Mrs Marsh or rather Annie Marsh was about the same age as Margaret, they had grown up together as children, going to the same school, playing in the street and enjoying an idyllic if rather challenging childhood. Life was difficult sixty years ago; Margaret was an only child, looked after solely by her Mother, her Dad had passed away suddenly from a heart attack, when she was only four years old. Margaret's Dad was a drinker, who used to work in the Docks at the end of the Mews; when he could get work that is. She often went to bed hungry; Dad spending what little he had down the Queens Head, long since gone, turned into a block of exclusive apartments, a World away from Margaret's childhood.

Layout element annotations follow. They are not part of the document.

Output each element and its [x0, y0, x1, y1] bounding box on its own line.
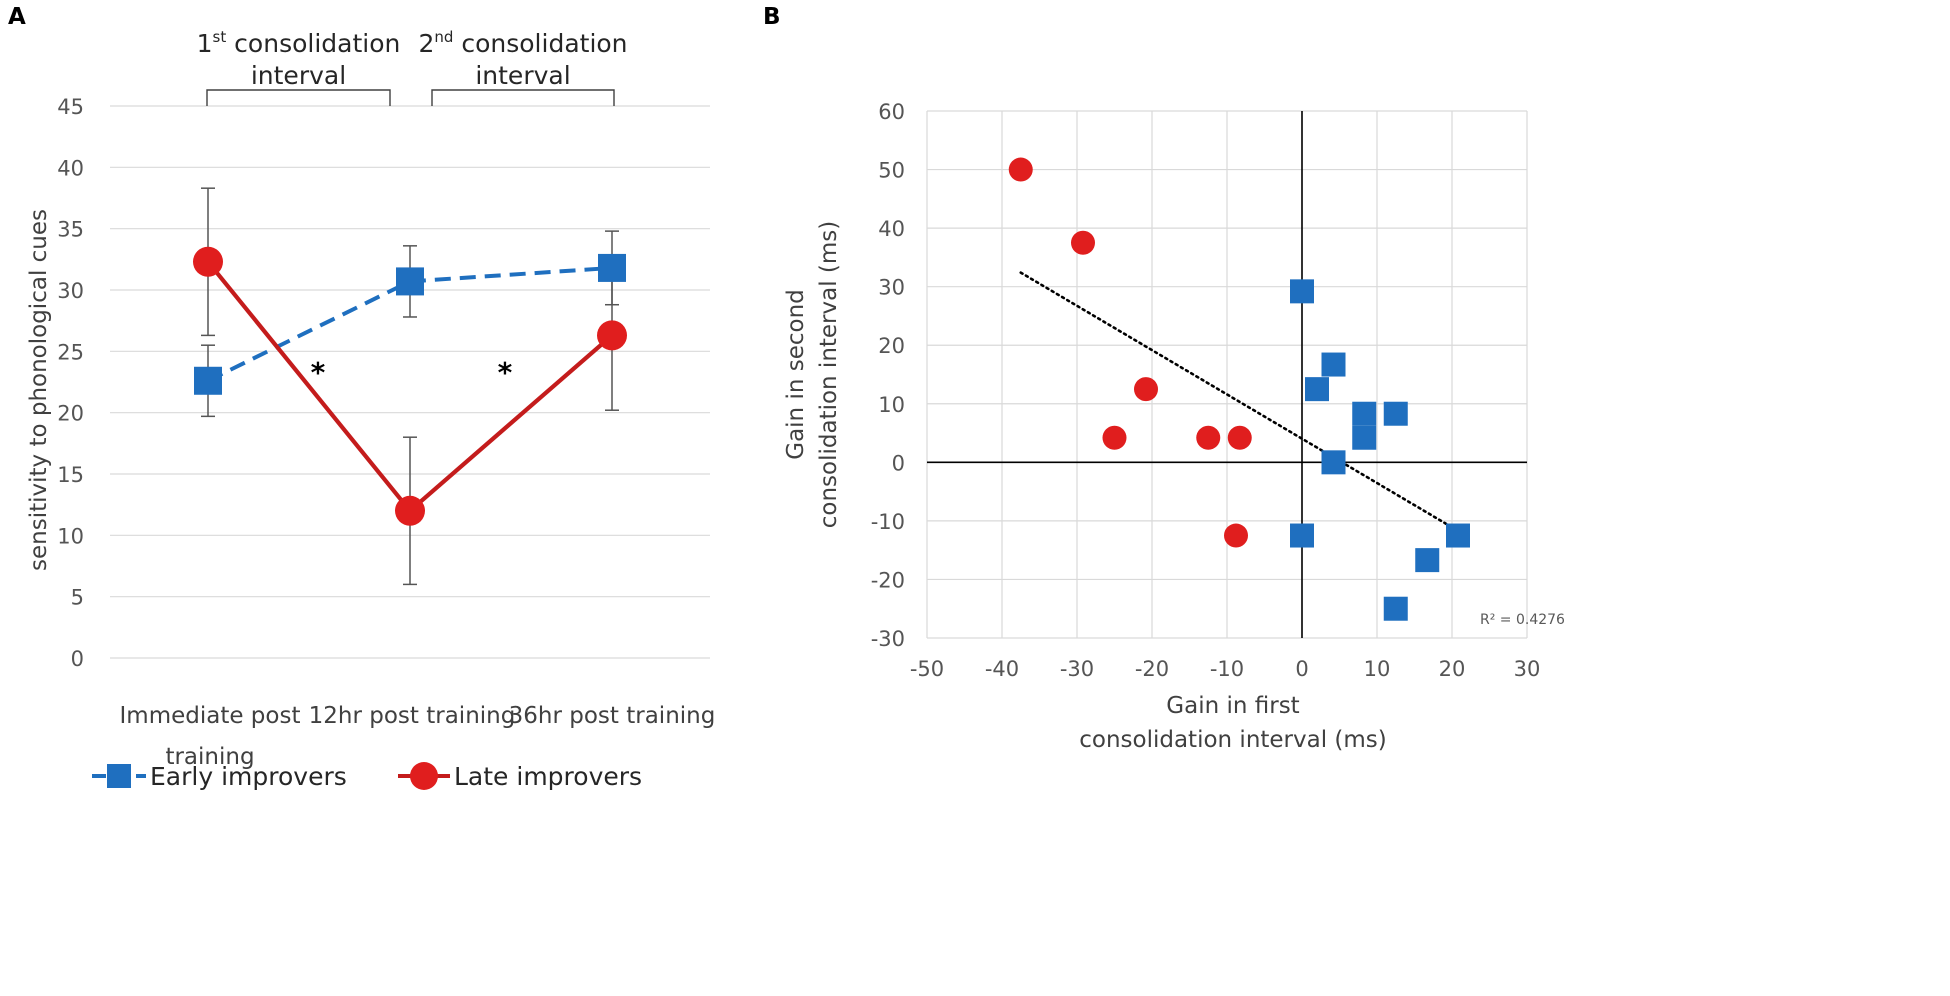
scatter-point-late — [1224, 523, 1248, 548]
scatter-point-early — [1383, 596, 1408, 621]
scatter-point-early — [1321, 450, 1346, 475]
x-tick-label: -50 — [910, 657, 944, 681]
r-squared-label: R² = 0.4276 — [1480, 612, 1565, 628]
scatter-point-late — [1227, 425, 1252, 450]
y-tick-label: 5 — [71, 586, 84, 610]
scatter-point-early — [1415, 548, 1440, 573]
data-point-late — [395, 495, 425, 526]
x-tick-label: 10 — [1364, 657, 1391, 681]
y-tick-label: 20 — [878, 334, 905, 358]
significance-asterisk: * — [311, 356, 326, 389]
x-tick-label: -20 — [1135, 657, 1169, 681]
y-tick-label: -10 — [871, 510, 905, 534]
bracket-line — [206, 89, 391, 106]
y-tick-label: 0 — [892, 451, 905, 475]
y-tick-label: -30 — [871, 627, 905, 651]
y-tick-label: 35 — [57, 218, 84, 242]
scatter-point-early — [1352, 425, 1377, 450]
legend-a: Early improvers Late improvers — [92, 762, 642, 791]
panel-a: A 0 5 10 15 20 25 30 35 40 45 sensitivity to phon… — [8, 4, 715, 791]
x-category-label: 36hr post training — [509, 703, 716, 729]
scatter-point-early — [1305, 377, 1329, 402]
y-tick-label: 15 — [57, 463, 84, 487]
scatter-point-late — [1196, 425, 1221, 450]
trendline — [1019, 271, 1460, 533]
data-point-late — [597, 320, 627, 351]
scatter-point-early — [1446, 523, 1470, 548]
x-axis-label-line: Gain in first — [1166, 693, 1299, 719]
consolidation-brackets: 1st consolidation interval 2nd consolidati… — [197, 28, 628, 106]
x-tick-label: 20 — [1439, 657, 1466, 681]
scatter-point-late — [1071, 230, 1095, 255]
y-axis-label-a: sensitivity to phonological cues — [26, 209, 52, 571]
x-tick-label: -30 — [1060, 657, 1094, 681]
trendline-b — [1019, 271, 1460, 533]
scatter-point-late — [1102, 425, 1127, 450]
x-axis-label-line: consolidation interval (ms) — [1079, 727, 1387, 753]
y-tick-label: 25 — [57, 340, 84, 364]
scatter-point-early — [1290, 279, 1314, 304]
y-tick-label: 40 — [57, 156, 84, 180]
data-point-early — [598, 253, 626, 282]
x-tick-label: 0 — [1295, 657, 1308, 681]
y-tick-label: 60 — [878, 100, 905, 124]
significance-asterisk: * — [498, 356, 513, 389]
legend-marker-late — [410, 762, 438, 790]
y-axis-label-line: consolidation interval (ms) — [816, 221, 842, 529]
x-category-label: training — [165, 744, 254, 770]
y-tick-label: 30 — [878, 276, 905, 300]
y-axis-label-line: Gain in second — [783, 289, 809, 460]
bracket-title: 1st consolidation — [197, 28, 401, 58]
zero-axes-b — [927, 111, 1527, 638]
significance-markers: * * — [311, 356, 513, 389]
x-tick-label: 30 — [1514, 657, 1541, 681]
legend-label-early: Early improvers — [150, 762, 347, 791]
panel-label-b: B — [763, 4, 781, 30]
data-point-early — [194, 366, 222, 395]
bracket-subtitle: interval — [475, 61, 570, 90]
scatter-point-early — [1352, 401, 1377, 426]
panel-label-a: A — [8, 4, 26, 30]
x-tick-label: -10 — [1210, 657, 1244, 681]
data-point-early — [396, 267, 424, 296]
scatter-point-early — [1321, 352, 1346, 377]
bracket-title: 2nd consolidation — [418, 28, 627, 58]
x-category-label: Immediate post — [120, 703, 301, 729]
x-category-label: 12hr post training — [309, 703, 516, 729]
legend-label-late: Late improvers — [454, 762, 642, 791]
y-tick-label: 10 — [878, 393, 905, 417]
scatter-point-late — [1134, 377, 1158, 402]
y-axis-label-b: Gain in second consolidation interval (ms… — [783, 221, 842, 529]
y-ticks-a: 0 5 10 15 20 25 30 35 40 45 — [57, 95, 84, 671]
bracket-subtitle: interval — [251, 61, 346, 90]
y-tick-label: -20 — [871, 568, 905, 592]
x-categories-a: Immediate post training 12hr post training… — [120, 703, 716, 770]
x-tick-label: -40 — [985, 657, 1019, 681]
y-tick-label: 20 — [57, 402, 84, 426]
data-point-late — [193, 246, 223, 277]
y-tick-label: 40 — [878, 217, 905, 241]
panel-b: B -50 -40 -30 -20 -10 0 10 20 30 -30 -20 -10 0 10 20 3… — [763, 4, 1565, 753]
y-tick-label: 30 — [57, 279, 84, 303]
bracket-line — [431, 89, 615, 106]
y-ticks-b: -30 -20 -10 0 10 20 30 40 50 60 — [871, 100, 905, 651]
scatter-point-early — [1290, 523, 1314, 548]
grid-a — [110, 105, 710, 659]
scatter-point-early — [1383, 401, 1408, 426]
x-ticks-b: -50 -40 -30 -20 -10 0 10 20 30 — [910, 657, 1541, 681]
scatter-point-late — [1008, 157, 1033, 182]
x-axis-label-b: Gain in first consolidation interval (ms) — [1079, 693, 1387, 753]
y-tick-label: 0 — [71, 647, 84, 671]
y-tick-label: 50 — [878, 159, 905, 183]
series-a — [193, 187, 627, 586]
series-b — [1008, 157, 1470, 621]
y-tick-label: 45 — [57, 95, 84, 119]
y-tick-label: 10 — [57, 524, 84, 548]
legend-marker-early — [107, 764, 131, 788]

“I remember Annie youngen; she was my friend, we used to play together as little girls. Her Mum used to look after us both, after school; me old Ma was working down the Co op laundry at the time, just after Da died. We needed the money youngen, things were very different back then,’ she explained.
Margaret winced, as pain shot up her right leg. “Just a little discomfort Tommy, it will soon pass.” she said, smiling sweetly at the boy. “You should get off, and play your game of footie, you don’t want to miss that do you?”
“Don’t worry about that Lady, I can play any old time. I’m going to run over to Mrs Marsh’s house and tell her you’re here. She’ll help, I know she will, shouted Tommy, as he turned his back, running over the other side of the road.
Before Margaret could speak, Tommy was gone shouting ‘I’ll be back,’ in his wake. Margaret wasn’t entirely comfortable seeing Annie again. Despite their past together, there was history there, difficult times, buried deep for many years. These were not recollections she wanted to face, especially now; she had to get away quickly, Annie would not be happy to see her, this was not a time for a reunion.